The Evil Robot Memory Eraser was a surprise gift from friend of P. and fellow anti-evil robot crusader Bitchin' Brad McLaughlin, who stopped by my home on what I can only assume was a rare Northern Excursion to battle the ever-increasing robotic hordes here in the Pacific Northwest. Purchased in his home turf of Greater Los Angeles, where undercover robots can be difficult to detect under layers of silicon, colagen, botox, and spray-on tans (you didn't think these were just anti-aging devices, did you?), the Evil Robot Memory Eraser is deceptively simple in design, but dreadfully effective. In fact, upon receipt of this gift I discovered that my own dear laptop computer, formerly thought to be an obedient and reliable mechanical slave, was actually an undercover Evil Robot Sleeper Agent! At least, this is what I assume, as my new Memory Eraser, as if propelled by some supernatural force, swiftly attached itself to the laptop and proceeded to purge its memory of all the surveillance data it had collected. I am forever thankful to Bitchin' Brad and his wonderful gift, as who knows what dastardly deeds my robot enemies could have perpetrated with their knowledge of my Netflix queue, copies of numerous failed novel and screenplay attempts, and video footage of me picking my nose while watching soccer highlights. I shudder to think.

If Eric Walkingshaw ever shows the cojones to travel up this way again, I can assure you, my devoted reader, that I will set upon him at once with this wonder device, and watch with glee as his bulbous face grows blank with the disappearance of all his binary knowledge, and he is rendered but a useless husk of synthetic flesh and simulated bone. Not too unlike my harem of provocatively-dressed love dolls, come to think of it. Thanks again, Evil Robot Memory Eraser, for preventing that embarrassing personal detail from becoming public knowledge!

That is...erm...oh. Uh oh.

(2 0f 111)

Sunday, January 2, 2011

1 of 111

So Eric is embarking on what seems to be a marathon blog-making session, documenting 333 of his patented Top 3 lists (patent pending). He seems to think it some sort of challenge, a gauntlet thrown down, a slap across my face with some kind of wimpy, sequined glove. As if I'd ever be drawn into such a petty pissing match, a meeting of the minds worth no more than the skin off a leper's toes! 333 Top 3 lists? You'll get no such malarkey here!

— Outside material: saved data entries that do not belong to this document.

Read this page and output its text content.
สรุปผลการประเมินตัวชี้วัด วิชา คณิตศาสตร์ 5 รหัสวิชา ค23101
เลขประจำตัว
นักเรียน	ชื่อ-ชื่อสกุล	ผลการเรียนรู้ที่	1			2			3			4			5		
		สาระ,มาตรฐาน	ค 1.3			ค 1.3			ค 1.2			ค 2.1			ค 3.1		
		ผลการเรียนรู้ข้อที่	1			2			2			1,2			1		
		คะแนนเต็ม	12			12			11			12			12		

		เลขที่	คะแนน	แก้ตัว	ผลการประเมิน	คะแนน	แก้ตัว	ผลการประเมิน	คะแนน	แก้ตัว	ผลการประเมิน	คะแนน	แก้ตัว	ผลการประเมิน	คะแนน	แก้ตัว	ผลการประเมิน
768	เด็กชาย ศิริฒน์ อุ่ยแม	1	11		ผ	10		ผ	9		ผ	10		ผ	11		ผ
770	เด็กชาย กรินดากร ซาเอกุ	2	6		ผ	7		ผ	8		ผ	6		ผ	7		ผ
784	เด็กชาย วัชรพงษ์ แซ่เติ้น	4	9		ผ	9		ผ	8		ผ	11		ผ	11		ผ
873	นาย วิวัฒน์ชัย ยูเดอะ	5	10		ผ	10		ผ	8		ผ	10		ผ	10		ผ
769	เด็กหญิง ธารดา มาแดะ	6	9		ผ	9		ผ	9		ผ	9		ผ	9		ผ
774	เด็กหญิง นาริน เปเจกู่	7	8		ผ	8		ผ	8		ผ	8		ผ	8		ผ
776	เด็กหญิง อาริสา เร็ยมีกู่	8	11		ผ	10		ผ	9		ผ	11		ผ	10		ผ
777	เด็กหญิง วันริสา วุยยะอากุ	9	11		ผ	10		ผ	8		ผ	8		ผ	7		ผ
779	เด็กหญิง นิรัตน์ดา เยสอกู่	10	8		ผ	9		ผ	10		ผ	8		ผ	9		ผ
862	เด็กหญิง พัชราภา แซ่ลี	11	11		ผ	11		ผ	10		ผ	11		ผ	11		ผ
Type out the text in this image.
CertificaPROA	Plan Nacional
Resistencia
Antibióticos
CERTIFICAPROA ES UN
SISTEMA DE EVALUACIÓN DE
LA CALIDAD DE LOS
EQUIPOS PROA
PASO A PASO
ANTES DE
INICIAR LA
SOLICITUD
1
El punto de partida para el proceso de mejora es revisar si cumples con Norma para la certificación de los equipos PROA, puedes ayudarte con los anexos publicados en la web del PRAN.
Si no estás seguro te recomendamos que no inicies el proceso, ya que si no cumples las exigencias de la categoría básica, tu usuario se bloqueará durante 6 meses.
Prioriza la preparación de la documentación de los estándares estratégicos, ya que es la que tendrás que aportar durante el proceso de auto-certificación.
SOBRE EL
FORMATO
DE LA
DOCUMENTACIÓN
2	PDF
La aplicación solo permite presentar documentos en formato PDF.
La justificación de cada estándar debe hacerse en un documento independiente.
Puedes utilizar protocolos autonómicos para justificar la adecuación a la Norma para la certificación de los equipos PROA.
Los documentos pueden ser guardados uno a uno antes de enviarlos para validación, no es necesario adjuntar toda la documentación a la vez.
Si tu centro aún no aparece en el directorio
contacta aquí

Instead, may I offer you 111 of my patented Top 1 lists (patent pending)? More direct and to the point than Eric's 3-item diatribes, I think you'll find my 111 Top 1 lists (patent pending) a suitable and pleasantly brief diversion to your normal Internet-browsing schedule. Which is to say, you now have 66% more time for Facebook-stalking girls you had a crush on 15 years ago. I'll win you yet, Shelley McDougall!

Without further ado:

Top 1 Deadly Robots That I Just Thought Up While Remembering That One Time Shelley McDougall Might Have Looked At Me Across the Gym During an Assembly:



Johnny Five!

Yes, that's right. Oh, sure, he's cute and all, winning the heart of the foolish Ally Sheedy. But lest you forget, all that winning curiosity and childlike naivete hides the capabilities of a cold-blooded killer. This is a war robot, designed to kill its fleshy targets and render them into consumable foodstuffs. Okay, maybe not so much that last part, but it does have rockets on its back for Christ's sake. Why are you playing Pictionary with it!? Get away! Away!

I would elaborate more, but Shelley McDougall just posted some pics of her nephew's birthday party, and I have to scour the photos for a moment of quiet reflection where she might have been thinking about me. I bid you all good night.